On Wednesday (Nov. 15), the New York Public Library officially unveiled a new $317 million “master plan” for the Stephen A. Schwarzman Building, the NYPL’s crown jewel located at Fifth Avenue and 42nd Street in Manhattan. Library officials say the plan, which was unanimously approved by the NYPL board, will create 20% more public space for research, exhibitions, and educational programs.
“For over a century, the Schwarzman Building has been a beacon of open access to information and a tireless preservationist of the world’s knowledge,” said New York Public Library president Tony Marx, in a statement. “We have a responsibility to preserve its architectural wonder, and its role as an important civic space, while also preparing it for the future, and another century of best serving the public. We believe this plan does just that.”
A public presentation on the master plan is set for, November 20, at 5 p.m. in the Schwarzman Building’s Celeste Auditorium.
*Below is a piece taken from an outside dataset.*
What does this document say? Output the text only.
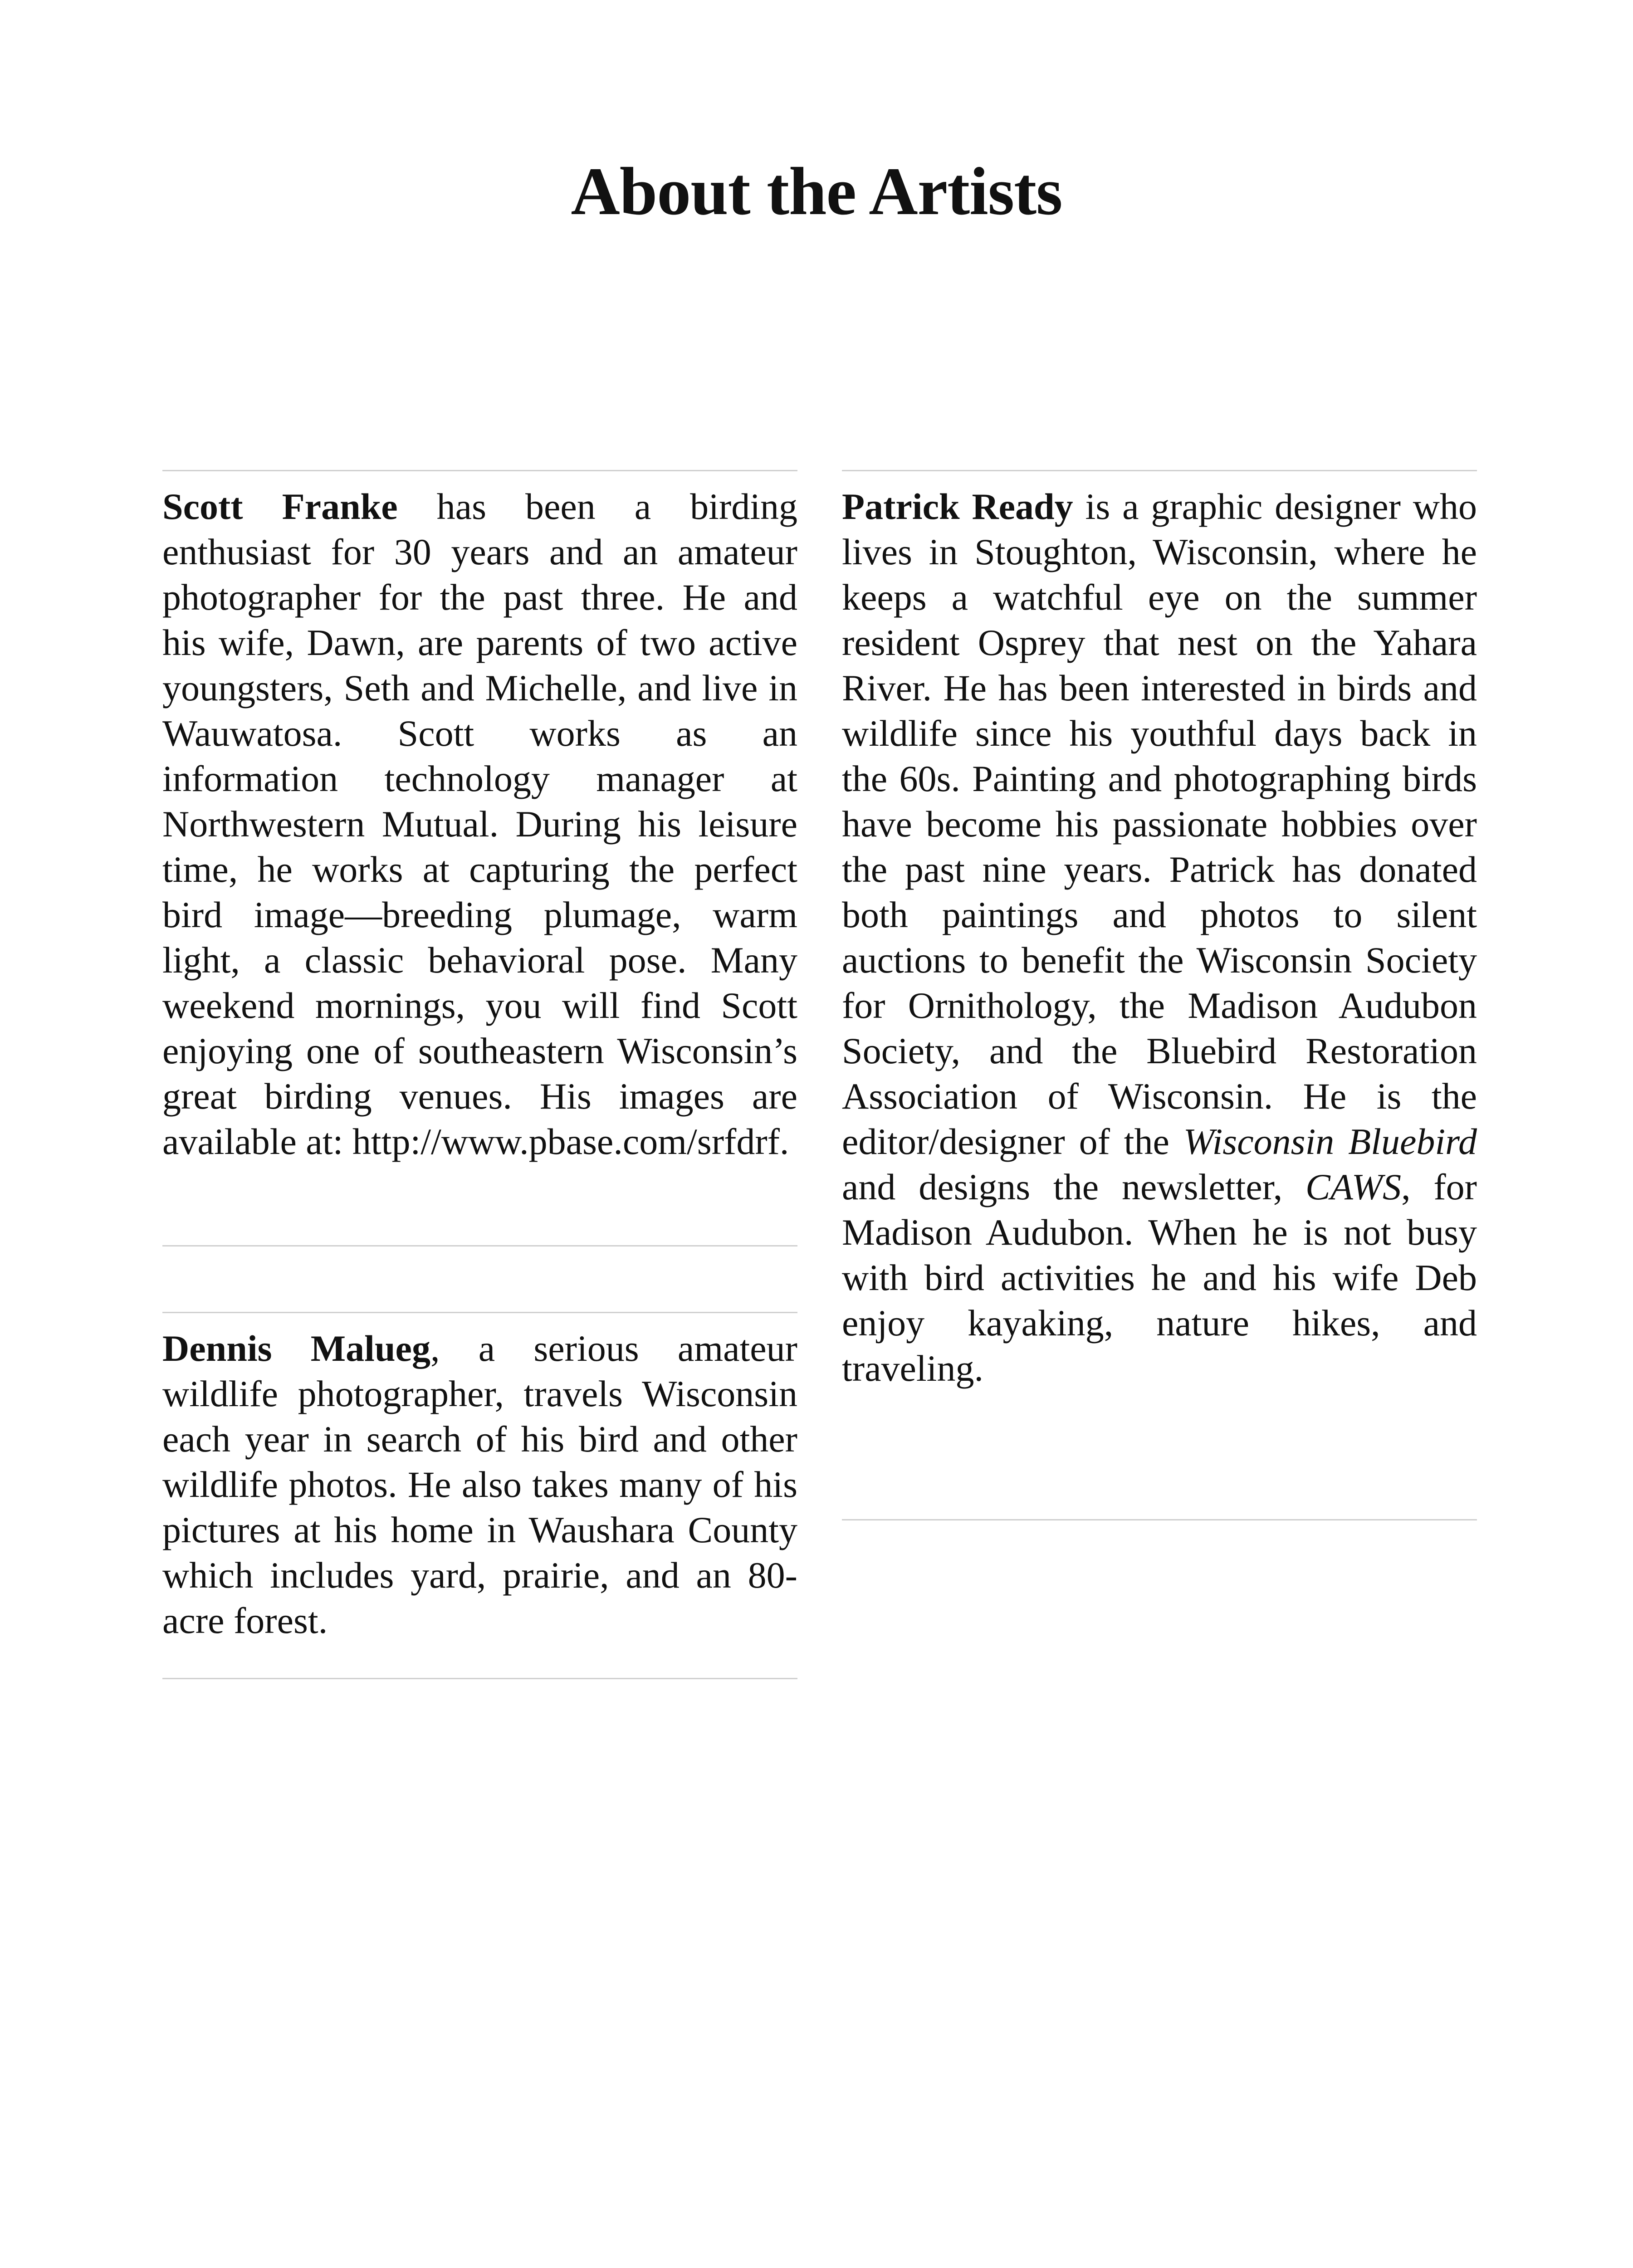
About the Artists

Scott Franke has been a birding enthusiast for 30 years and an amateur photographer for the past three. He and his wife, Dawn, are parents of two active youngsters, Seth and Michelle, and live in Wauwatosa. Scott works as an information technology manager at Northwestern Mutual. During his leisure time, he works at capturing the perfect bird image—breeding plumage, warm light, a classic behavioral pose. Many weekend mornings, you will find Scott enjoying one of southeastern Wisconsin’s great birding venues. His images are available at: http://www.pbase.com/srfdrf.

Dennis Malueg, a serious amateur wildlife photographer, travels Wisconsin each year in search of his bird and other wildlife photos. He also takes many of his pictures at his home in Waushara County which includes yard, prairie, and an 80-acre forest.

Patrick Ready is a graphic designer who lives in Stoughton, Wisconsin, where he keeps a watchful eye on the summer resident Osprey that nest on the Yahara River. He has been interested in birds and wildlife since his youthful days back in the 60s. Painting and photographing birds have become his passionate hobbies over the past nine years. Patrick has donated both paintings and photos to silent auctions to benefit the Wisconsin Society for Ornithology, the Madison Audubon Society, and the Bluebird Restoration Association of Wisconsin. He is the editor/designer of the Wisconsin Bluebird and designs the newsletter, CAWS, for Madison Audubon. When he is not busy with bird activities he and his wife Deb enjoy kayaking, nature hikes, and traveling.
Marx told reporters that virtually all of the money for the project has been raised from private donations.
The plan is the NYPL’s second recent shot at overhauling its famous main library, after library officials in 2014 were forced to abandon a controversial renovation, dubbed the Central Library Plan, that would have drastically altered the iconic main library building and critics say, could have greatly altered the future of NYPL as an institution.
The fight over that plan, which also included plans to sell off some key NYPL real estate, was chronicled in Patience and Fortitude: Power, Real Estate, and the Fight to Save a Public Library (Melville House), by Nation writer Scott Sherman (which recently came out in paperback).
The new plan was developed by Dutch architectural firm Mecanoo, and New York City-based firm Beyer Blinder Belle.
In a statement, Mecanoo’s Francine Houben said the latest design “inherently adheres to the logic of a Beaux-Arts building,” and will “improve the quality and function of currently underused spaces.” The building’s “existing historic spaces” such as the landmarked Rose Main Reading Room, and the Maps, Periodicals, and Genealogy reading rooms, and Astor Hall, will remain.
Notably, the plan does not propose any changes to the library’s central stacks—a particular point of contention in the NYPL’s previous, failed effort, which had proposed repurposing the seven floors that house the library’s massive shelving. Instead, NYPL officials have commissioned Mecanoo and Beyer Blinder Belle to do a study “examining possibilities for the 175,000-square-foot space.”
That study, will evaluate both the current state of the stacks, and then “with input from a broad range of stakeholders, including staff, architects, and a group of non-Library advisors and planners, identify options for the space." Once those "possible scenarios are identified," officials say, "the public will have the opportunity to provide feedback."